Coordinated school health (CSH) is a blueprint for integrating health-promoting practices in the school setting. CSH is an evidenced-based model developed by the Centers for Disease Control and Prevention (CDC) that connects physical, emotional, and social health with education through eight inter-related components. CSH addresses the components health education, physical education/physical activity, health services, mental health/social services, nutrition services, healthy and safe environment, staff wellness, and family/community partnerships. This coordinated approach improves students' health and their capacity to learn through the support of families, communities, and schools working together.
In 2006, Tennessee became the only state in the nation with a legislative mandate and $15,000,000 in state funding per year to implement CSH in all school districts. All districts must employ a coordinator to oversee CSH for their district. CSH funding may also be used to hire an assistant and other support staff, to purchase materials, and to provide professional development for CSH staff and other school employees that support school health programs.
CSH Highlights since Statewide Implementation:
Body mass index (BMI) rates for Tennessee students are declining. BMI rates have declined since the implementation of CSH statewide from 41.2 percent in 2007-08 to 39.2 percent in 2016-17.
The percent of school districts with active School Health Advisory Committees (SHAC's) increased from 87 percent of all school districts during the 2011-12 school year to 96 percent of all school districts during the 2016-17 school year.
Parent and student partnerships are emphasized in all aspects of CSH. CSH coordinators have expanded the average number of partners from 21 community partnerships per school district in 2008-09 to 61 community partners in 2016-17. CSH district coordinators worked with 8,255 different community partners and coalitions during the 2016-17 school year. Also, CSH partnered with 84,636 students and 25,883 parents statewide to address school health priorities during the 2016-17 school year.
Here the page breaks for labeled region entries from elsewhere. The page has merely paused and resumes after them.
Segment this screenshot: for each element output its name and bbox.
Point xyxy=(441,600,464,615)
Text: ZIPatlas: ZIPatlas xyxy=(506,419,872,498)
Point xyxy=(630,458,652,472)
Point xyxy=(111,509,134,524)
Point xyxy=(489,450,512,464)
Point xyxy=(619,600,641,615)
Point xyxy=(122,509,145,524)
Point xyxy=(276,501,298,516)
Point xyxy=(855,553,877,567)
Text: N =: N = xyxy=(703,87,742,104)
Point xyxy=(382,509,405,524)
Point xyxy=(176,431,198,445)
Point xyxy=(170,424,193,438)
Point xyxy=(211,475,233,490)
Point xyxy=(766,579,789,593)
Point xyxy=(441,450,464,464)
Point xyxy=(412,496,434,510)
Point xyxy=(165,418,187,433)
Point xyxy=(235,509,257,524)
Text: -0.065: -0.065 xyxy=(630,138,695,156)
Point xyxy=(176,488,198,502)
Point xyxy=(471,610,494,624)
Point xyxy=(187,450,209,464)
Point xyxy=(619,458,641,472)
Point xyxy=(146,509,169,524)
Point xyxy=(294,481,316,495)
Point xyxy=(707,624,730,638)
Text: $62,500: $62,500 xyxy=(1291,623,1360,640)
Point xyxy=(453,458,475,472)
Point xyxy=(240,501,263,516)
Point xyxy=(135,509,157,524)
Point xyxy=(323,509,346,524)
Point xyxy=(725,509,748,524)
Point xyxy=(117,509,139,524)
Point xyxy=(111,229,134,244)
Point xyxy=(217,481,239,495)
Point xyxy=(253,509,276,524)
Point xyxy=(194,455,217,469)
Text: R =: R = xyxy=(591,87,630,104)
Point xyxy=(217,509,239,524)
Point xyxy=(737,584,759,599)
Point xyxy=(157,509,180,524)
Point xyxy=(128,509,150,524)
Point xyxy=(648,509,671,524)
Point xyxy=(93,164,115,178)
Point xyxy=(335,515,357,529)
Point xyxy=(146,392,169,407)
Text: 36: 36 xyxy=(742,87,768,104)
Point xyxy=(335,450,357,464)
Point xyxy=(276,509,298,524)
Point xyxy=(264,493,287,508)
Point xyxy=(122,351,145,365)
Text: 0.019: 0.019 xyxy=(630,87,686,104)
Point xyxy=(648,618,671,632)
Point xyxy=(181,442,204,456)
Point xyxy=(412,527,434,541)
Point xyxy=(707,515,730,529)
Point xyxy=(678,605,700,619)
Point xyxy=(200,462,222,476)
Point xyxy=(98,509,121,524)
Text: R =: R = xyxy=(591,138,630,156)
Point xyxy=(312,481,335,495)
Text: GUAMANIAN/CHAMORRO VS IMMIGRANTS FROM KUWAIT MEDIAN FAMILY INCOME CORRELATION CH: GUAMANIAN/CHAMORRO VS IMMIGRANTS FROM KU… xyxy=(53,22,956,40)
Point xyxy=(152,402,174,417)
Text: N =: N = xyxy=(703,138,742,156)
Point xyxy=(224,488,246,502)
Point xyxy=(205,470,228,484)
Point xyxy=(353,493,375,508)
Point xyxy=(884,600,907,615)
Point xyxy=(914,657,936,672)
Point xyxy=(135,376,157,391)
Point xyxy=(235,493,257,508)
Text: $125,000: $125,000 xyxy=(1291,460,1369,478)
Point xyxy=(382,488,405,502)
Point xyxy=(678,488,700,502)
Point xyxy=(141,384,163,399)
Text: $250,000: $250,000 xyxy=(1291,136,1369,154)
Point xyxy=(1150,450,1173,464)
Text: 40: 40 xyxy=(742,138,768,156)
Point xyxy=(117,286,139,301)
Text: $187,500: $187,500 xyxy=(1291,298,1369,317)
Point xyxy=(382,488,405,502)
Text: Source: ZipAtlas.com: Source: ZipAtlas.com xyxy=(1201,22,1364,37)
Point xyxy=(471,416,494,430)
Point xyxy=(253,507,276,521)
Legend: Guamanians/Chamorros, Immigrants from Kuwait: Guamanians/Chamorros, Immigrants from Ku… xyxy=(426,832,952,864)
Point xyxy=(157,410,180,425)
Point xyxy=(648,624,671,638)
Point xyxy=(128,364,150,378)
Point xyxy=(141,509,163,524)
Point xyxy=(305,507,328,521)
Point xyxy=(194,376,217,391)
From 2007-08 to 2016-17, CSH coordinators secured an additional $203 million in health grants and in-kind resources/gifts for Tennessee schools.
According to CDC's Youth Risk Behavior Survey (YRBS) for high school students, the percentage of Tennessee students who were physically active for a total of at least 60 minutes per day on five of the past seven days substantially increased from 25 percent in 2005 to 42.7 percent in 2015.
During the 2016-17 school year, districts approved 228 new policies and guidelines to address school health concerns and strengthened 283 policies and guidelines.
Seventy-six percent of all school districts reported they incorporated health-related goals into their school improvement plans (SIPs).
Approximately 1.4 million health screenings occurred in Tennessee public schools. Those screenings resulted in 145,048referrals being made to a health care provider for additional medical attention through parental notification.
During the 2016-17 school year, there were 4,031,420 student visits to a school nurse. Eighty-six percent of those visits resulted in a student's ability to return to class instead of being sent home.
CSH coordinators worked with community partners to establish school-based health clinics. The number of school districts with school-based clinics increased from 12 in 2008-09 to 37 school districts in 2016-17. The number of schools with school-based clinics increased from 54 in 2008-09 to 276 in 2016-17. During the 2016-17 school year there were 57,955 student visits to school-based health clinics.
The number of schools providing bullying prevention programs to students increased from 744 schools during 2011-12 to 1,406schools during the 2016-17 school year. Also, 1,436 schools provided bullying prevention training for teachers and staff.
Ninety-six percent of all school districts had staff participating in some type of school-sponsored wellness program.
Since the implementation of CSH statewide, coordinators have secured funds for walking tracks or trails at 484 schools, 300 in-school fitness rooms for students, and 371 new and/or updated playgrounds.